Stupid physics problem.

[UsmanB]

ya i know i probalby did somethign wrong, some how when i did cos 34 i kept getting an negative number :S oh well i was close! im taking my first high school physics class right now

[Joe Ross]

Quote:

Originally Posted by UsmanB

ya i know i probalby did somethign wrong, some how when i did cos 34 i kept getting an negative number :S oh well i was close! im taking my first high school physics class right now

You probably have your calculator in radians mode and not in degrees mode. A common error.

[Stephen P]

For the box one, remember that

f = uN (N is normal force, perpindicular to the slope, pushing up on box)

To find normal force, resolve the weight (mg) of the box into components perpindicular and parralel to the slope, by taking the sin and cos of the angle.

F = ma = "forwards minus backwards and up minus down"
In this case, the weight vector parallel to the slope is the forward, and is being impeded by the backward force of friction (f = uN).
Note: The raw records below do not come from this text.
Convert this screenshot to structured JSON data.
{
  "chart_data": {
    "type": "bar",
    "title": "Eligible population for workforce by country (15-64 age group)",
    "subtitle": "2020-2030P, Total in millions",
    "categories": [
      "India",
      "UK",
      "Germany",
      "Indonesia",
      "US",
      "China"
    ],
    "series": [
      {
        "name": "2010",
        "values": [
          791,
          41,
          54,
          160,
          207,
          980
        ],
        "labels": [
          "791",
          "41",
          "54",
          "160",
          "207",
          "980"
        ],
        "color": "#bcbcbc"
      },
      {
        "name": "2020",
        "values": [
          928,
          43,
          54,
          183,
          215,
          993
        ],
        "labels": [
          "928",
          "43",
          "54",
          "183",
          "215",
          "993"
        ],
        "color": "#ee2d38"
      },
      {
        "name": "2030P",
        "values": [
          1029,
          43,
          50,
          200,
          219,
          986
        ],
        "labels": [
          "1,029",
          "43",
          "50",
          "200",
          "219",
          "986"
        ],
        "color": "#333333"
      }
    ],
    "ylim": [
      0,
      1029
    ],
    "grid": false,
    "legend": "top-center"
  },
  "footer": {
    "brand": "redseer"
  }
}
You might find it handy to know that whatever the mass of an object,
tan(@)= u (u is frictional coefficient, @ is angle of repose, the angle at which something begins sliding)

[UsmanB]

Quote:

Originally Posted by Joe Ross

You probably have your calculator in radians mode and not in degrees mode. A common error.

yep u were right thought about that but was too lazy to check; checked it now and worked.

[Denman]

heh someone bet me to it ...

The difference is a lot lol....
cos34° = 0.8290375726...
Cos34(rads) = -0.8485702748...


F is actually Frmax remember...

If its in limiting equilibrium, Then the friction is up the slope, and a componant of gravity is down the slope. So along the slope, you get
mgsinα=Frmax
and at a right angle, you have the reaction vs the other componant of the gravitational force. Thus - mgcosα=R
Since Frmax=μR, μ=F/R, so you get mgsinα/mgcosα=μ=tanα
Assuming the object is in Limiting Equilibrium . It will not give you the correct value of μ otherwise it will be lower.


I've attached a little diagram i did in paint.



I am actually studying double maths so i hve done 2 mechanics modules, and doing the final one in a month lol...

[mr_spam]

The entier first problem is also completely ignoring the rotational inertia of the pullies and the streching of the rope that would occur.

[Gasperini]

Right with the friction. My dynamics professor would always trick the class with that. MAXIMUM friction is Mu*Normal force. ACTUAL friction can be less. Remember that when you solve, because it can make equilibrium seem a little wacky. (I'll catch it when I put in numbers and get two answers for the same variable. Watch vector components that appear in both X and Y directions... You can catch errors with them.)